Violet refuses to have anything to do with Lucas at all and eventually runs off on vacation with Cooper. When Cooper returns, Violet is not with him. It isn't until much later Violet returns, obviously more calm and sane. While gone she spent time in New York working through her issues with a therapist and has come home to try to be a mother to Lucas.

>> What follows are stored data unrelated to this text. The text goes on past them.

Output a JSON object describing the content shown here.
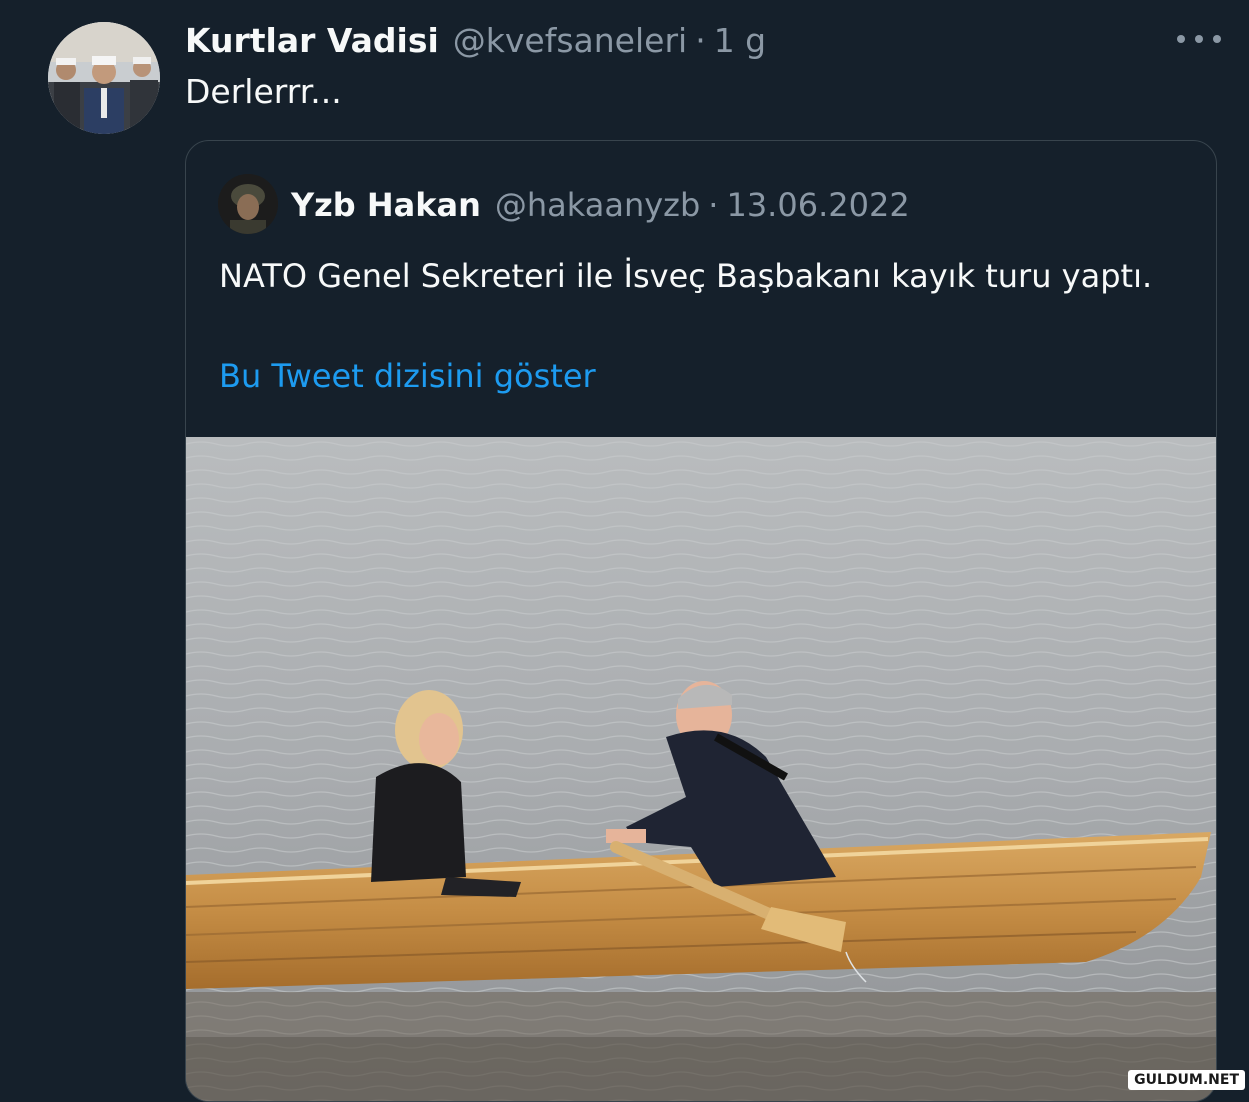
{
  "tweet": {
    "author_name": "Kurtlar Vadisi",
    "author_handle": "@kvefsaneleri",
    "separator": "·",
    "time": "1 g",
    "text": "Derlerrr..."
  },
  "quoted_tweet": {
    "author_name": "Yzb Hakan",
    "author_handle": "@hakaanyzb",
    "separator": "·",
    "date": "13.06.2022",
    "text": "NATO Genel Sekreteri ile İsveç Başbakanı kayık turu yaptı.",
    "show_thread_link": "Bu Tweet dizisini göster"
  },
  "icons": {
    "more": "more-horizontal-icon"
  },
  "watermark": "GULDUM.NET",
  "colors": {
    "background": "#15202b",
    "text": "#f7f9f9",
    "secondary": "#8b98a5",
    "link": "#1d9bf0",
    "border": "#38444d"
  }
}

When Violet returns, she finds Pete in a relationship with Addison, something that causes her much pain. She tells Pete she wants shared custody, which he staunchly refuses. They get into a court battle in which everyone, including Cooper, says that she is unfit to share parenting duties completely. She confesses that she's still in love with Pete. Even though the judge rules in favor of Pete, he agrees to slowly start introducing Violet to co-parenting Lucas. In the season 3 finale, Addison tells Pete he should be with Violet and they once again resume a relationship.

=== Season Four ===

In the Season 4 premiere Pete pops the question after a morning of passion. Later the same day Violet announces to their friends that she and Pete are getting married...that following weekend. She asks Cooper to be her maid of honor, but his objective side meddles to such a degree that seeds of doubt are planted in Violet's head and she proceeds to bolt from the ceremony. Pete follows her and without saying a word, he convinces her to take a leap of faith and the two finally get married. Violet later discovers that she is being sued by former patient Katie Kent and in the season four finale she gets her license suspended. Against Pete's wishes, she decides to leave town on a book tour.

=== Season Five ===

After Pete has a heart attack, Violet is nowhere to be found because she's at the airport and inadvertently counsels a woman in an abusive relationship. She returns to the hospital after learning about Pete's heart attack. During his recovery, he verbally abuses and berates Violet constantly, as she tries to get back into the practice and have her license reinstated. She soon tells Pete she will not be his punching bag. She also knows he's struggling as it's a sign and pattern. Violet begins to feel as though Pete hates her. When she begins work on a probationary period, Sheldon lets the past interfere but Pete forces him to rethink his issues and Sheldon apologizes. Violet realizes Pete is trying. Trying doesn't work and both begin to feel that the marriage isn't working. Violet turns to Addison and the two become friends and companions much to the annoyance of Pete and Sam. While talking with Sam and Addison about their relationship, she has an epiphany about her marriage with Pete and after some discussion, the two decide to separate.

=== Season Six ===

In the season premiere Violet is left wondering where Pete is as his court date has arrived and he's not there. Throughout the episode Violet and the rest of the practice debate whether he has fallen into some trouble or he decided to make a run for it. The only clue available is a text message from Pete to Violet stating, "No matter what happens, know that I love you. I'm out on a run". Speculation flies as Violet considers whether Pete meant a jog or a flight out of the country. In the last minutes of the episode it is revealed by Violet in a conversation with Cooper that police have informed her Pete had fallen off a hill while on a run and suffered a fatal heart attack. Because he was out of immediate sight, help couldn't arrive in time and he died. Violet is in shock, stating she could hardly believe it was Pete and she didn't know how to break the news to their three-year-old son. As per Pete's will, Violet throws a party rather than a funeral, having a difficult time dealing with people talking about how Pete helped them and getting high on pot in the bathroom. She tries to sing, but ends up breaking down, screaming over how he could leave them. In the final episode, after Addison's wedding, she publishes her second book called "Private Practice" which is about life and joy.

==Reception==
Robert Bianco for USA Today has praised Brenneman's talent in the role of Violet, but has opined that she is "incredibly badly used". Variety's Cynthia Littleton has noted that Brenneman as Violet is the most intriguing of the show's supporting ensemble, both as an actor and a character.